Wavelength Interval Selection in Multicomponent Spectral Analysis by Moving Window Partial Least-Squares Regression with Applications to Mid-Infrared and Near-Infrared Spectroscopic Data

Abstract

A new wavelength interval selection procedure, moving window partial least-squares regression (MWPLSR), is proposed for multicomponent spectral analysis. This procedure builds a series of PLS models in a window that moves over the whole spectral region and then locates useful spectral intervals in terms of the least complexity of PLS models reaching a desired error level. Based on a proposed theory demonstrating the necessity of wavelength selection, it is shown that MWPLSR provides a viable approach to eliminate the extra variability generated by non-composition-related factors such as the perturbations in experimental conditions and physical properties of samples.
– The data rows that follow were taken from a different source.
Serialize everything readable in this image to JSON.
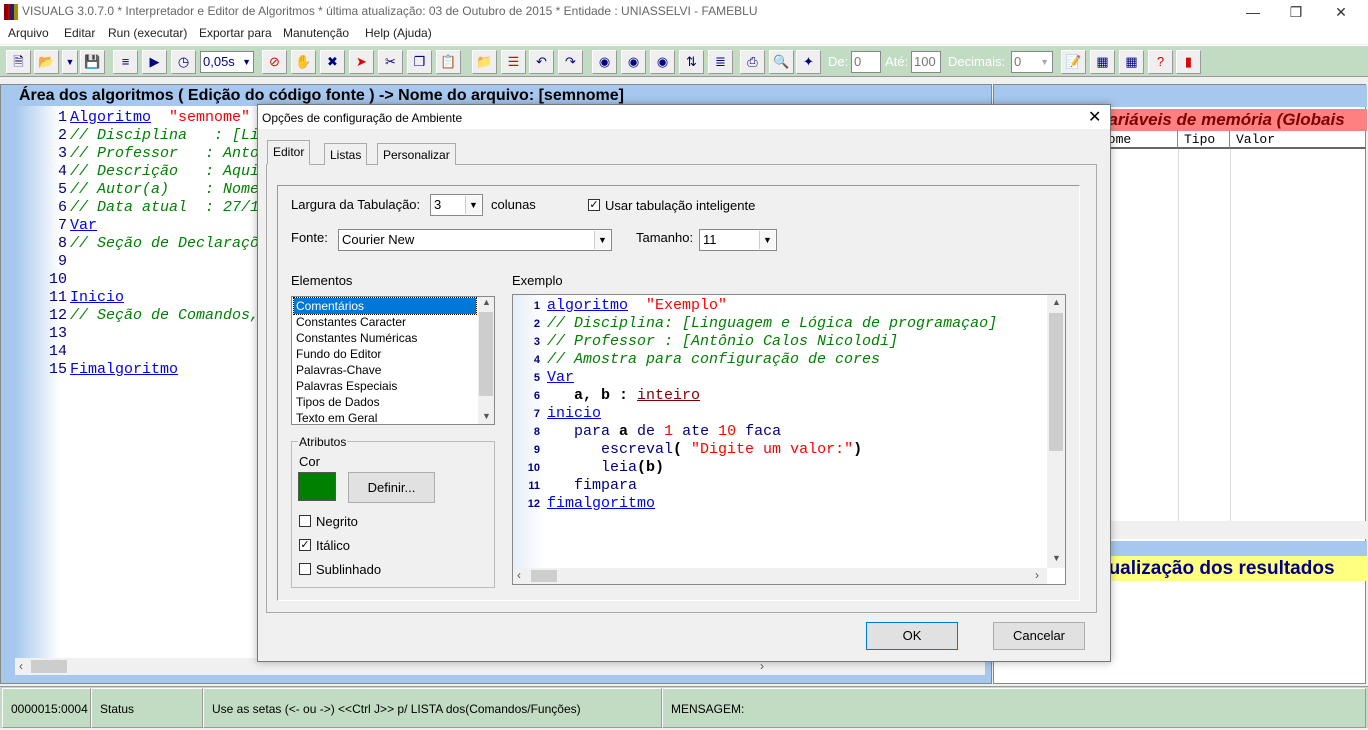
{
  "window": {
    "title": "VISUALG 3.0.7.0 * Interpretador e Editor de Algoritmos * última atualização: 03 de Outubro de 2015 * Entidade : UNIASSELVI - FAMEBLU",
    "controls": [
      "minimize-icon",
      "maximize-icon",
      "close-icon"
    ]
  },
  "menu": [
    "Arquivo",
    "Editar",
    "Run (executar)",
    "Exportar para",
    "Manutenção",
    "Help (Ajuda)"
  ],
  "toolbar": {
    "speed": "0,05s",
    "de_label": "De:",
    "de_value": "0",
    "ate_label": "Até:",
    "ate_value": "100",
    "decimais_label": "Decimais:",
    "decimais_value": "0",
    "icons": [
      "new-file-icon",
      "open-folder-icon",
      "dropdown-icon",
      "save-icon",
      "indent-icon",
      "run-step-icon",
      "timer-icon",
      "stop-icon",
      "hand-icon",
      "no-hand-icon",
      "run-to-icon",
      "cut-icon",
      "copy-icon",
      "paste-icon",
      "export-icon",
      "breakpoint-icon",
      "undo-icon",
      "redo-icon",
      "find-icon",
      "find-next-icon",
      "replace-icon",
      "sort-icon",
      "outdent-icon",
      "print-icon",
      "print-preview-icon",
      "wand-icon",
      "notes-icon",
      "calculator-icon",
      "calendar-icon",
      "help-icon",
      "exit-icon"
    ]
  },
  "editor": {
    "title": "Área dos algoritmos ( Edição do código fonte ) -> Nome do arquivo: [semnome]",
    "lines": [
      [
        [
          "kw",
          "Algoritmo"
        ],
        [
          "",
          "  "
        ],
        [
          "str",
          "\"semnome\""
        ]
      ],
      [
        [
          "cm",
          "// Disciplina   : [Li"
        ]
      ],
      [
        [
          "cm",
          "// Professor   : Anto"
        ]
      ],
      [
        [
          "cm",
          "// Descrição   : Aqui"
        ]
      ],
      [
        [
          "cm",
          "// Autor(a)    : Nome"
        ]
      ],
      [
        [
          "cm",
          "// Data atual  : 27/1"
        ]
      ],
      [
        [
          "kw",
          "Var"
        ]
      ],
      [
        [
          "cm",
          "// Seção de Declaraçõ"
        ]
      ],
      [],
      [],
      [
        [
          "kw",
          "Inicio"
        ]
      ],
      [
        [
          "cm",
          "// Seção de Comandos,"
        ]
      ],
      [],
      [],
      [
        [
          "kw",
          "Fimalgoritmo"
        ]
      ]
    ]
  },
  "variables": {
    "title": "variáveis de memória (Globais",
    "columns": [
      "Nome",
      "Tipo",
      "Valor"
    ]
  },
  "results": {
    "title": "sualização dos resultados"
  },
  "status": [
    "0000015:0004",
    "Status",
    "Use as setas (<- ou ->) <<Ctrl J>> p/ LISTA dos(Comandos/Funções)",
    "MENSAGEM:"
  ],
  "dialog": {
    "title": "Opções de configuração de Ambiente",
    "tabs": [
      "Editor",
      "Listas",
      "Personalizar"
    ],
    "tab_width_label": "Largura da Tabulação:",
    "tab_width_value": "3",
    "colunas": "colunas",
    "smart_tab_label": "Usar tabulação inteligente",
    "smart_tab_checked": true,
    "font_label": "Fonte:",
    "font_value": "Courier New",
    "size_label": "Tamanho:",
    "size_value": "11",
    "elements_label": "Elementos",
    "elements": [
      "Comentários",
      "Constantes Caracter",
      "Constantes Numéricas",
      "Fundo do Editor",
      "Palavras-Chave",
      "Palavras Especiais",
      "Tipos de Dados",
      "Texto em Geral"
    ],
    "selected_element": "Comentários",
    "attributes_label": "Atributos",
    "color_label": "Cor",
    "color_value": "#008000",
    "define_button": "Definir...",
    "bold_label": "Negrito",
    "bold": false,
    "italic_label": "Itálico",
    "italic": true,
    "underline_label": "Sublinhado",
    "underline": false,
    "example_label": "Exemplo",
    "example_lines": [
      [
        [
          "kw",
          "algoritmo"
        ],
        [
          "",
          "  "
        ],
        [
          "str",
          "\"Exemplo\""
        ]
      ],
      [
        [
          "cm",
          "// Disciplina: [Linguagem e Lógica de programaçao]"
        ]
      ],
      [
        [
          "cm",
          "// Professor : [Antônio Calos Nicolodi]"
        ]
      ],
      [
        [
          "cm",
          "// Amostra para configuração de cores"
        ]
      ],
      [
        [
          "kw",
          "Var"
        ]
      ],
      [
        [
          "",
          "   "
        ],
        [
          "var",
          "a, b"
        ],
        [
          "var",
          " : "
        ],
        [
          "typ",
          "inteiro"
        ]
      ],
      [
        [
          "kw",
          "inicio"
        ]
      ],
      [
        [
          "",
          "   "
        ],
        [
          "kw2",
          "para "
        ],
        [
          "var",
          "a"
        ],
        [
          "kw2",
          " de "
        ],
        [
          "num",
          "1"
        ],
        [
          "kw2",
          " ate "
        ],
        [
          "num",
          "10"
        ],
        [
          "kw2",
          " faca"
        ]
      ],
      [
        [
          "",
          "      "
        ],
        [
          "kw2",
          "escreval"
        ],
        [
          "var",
          "( "
        ],
        [
          "str",
          "\"Digite um valor:\""
        ],
        [
          "var",
          ")"
        ]
      ],
      [
        [
          "",
          "      "
        ],
        [
          "kw2",
          "leia"
        ],
        [
          "var",
          "(b)"
        ]
      ],
      [
        [
          "",
          "   "
        ],
        [
          "kw2",
          "fimpara"
        ]
      ],
      [
        [
          "kw",
          "fimalgoritmo"
        ]
      ]
    ],
    "ok_button": "OK",
    "cancel_button": "Cancelar"
  }
}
A salient advantage of MWPLSR is that the calibration model is very stable against the interference from non-composition-related factors. Moreover, the selection of spectral intervals in terms of the least model complexity enables the reduction of the size of a calibration sample set in calibration modeling. Two strategies are suggested for coupling the MWPLSR procedure with PLS for multicomponent spectral analysis: One is the inclusion of all selected intervals to develop a PLS calibration model, and the other is the combination of the PLS models built separately in each interval. The combination of multiple PLS models offers a novel potential tool for improving the performance of individual models. The proposed procedures are evaluated using two open-path Fourier transform infrared data sets and one near-infrared data set, each having different noise characteristics. The results reveal that the proposed procedures are very promising for vibrational spectroscopy-based multicomponent analyses and give much better prediction than the full-spectrum PLS modeling.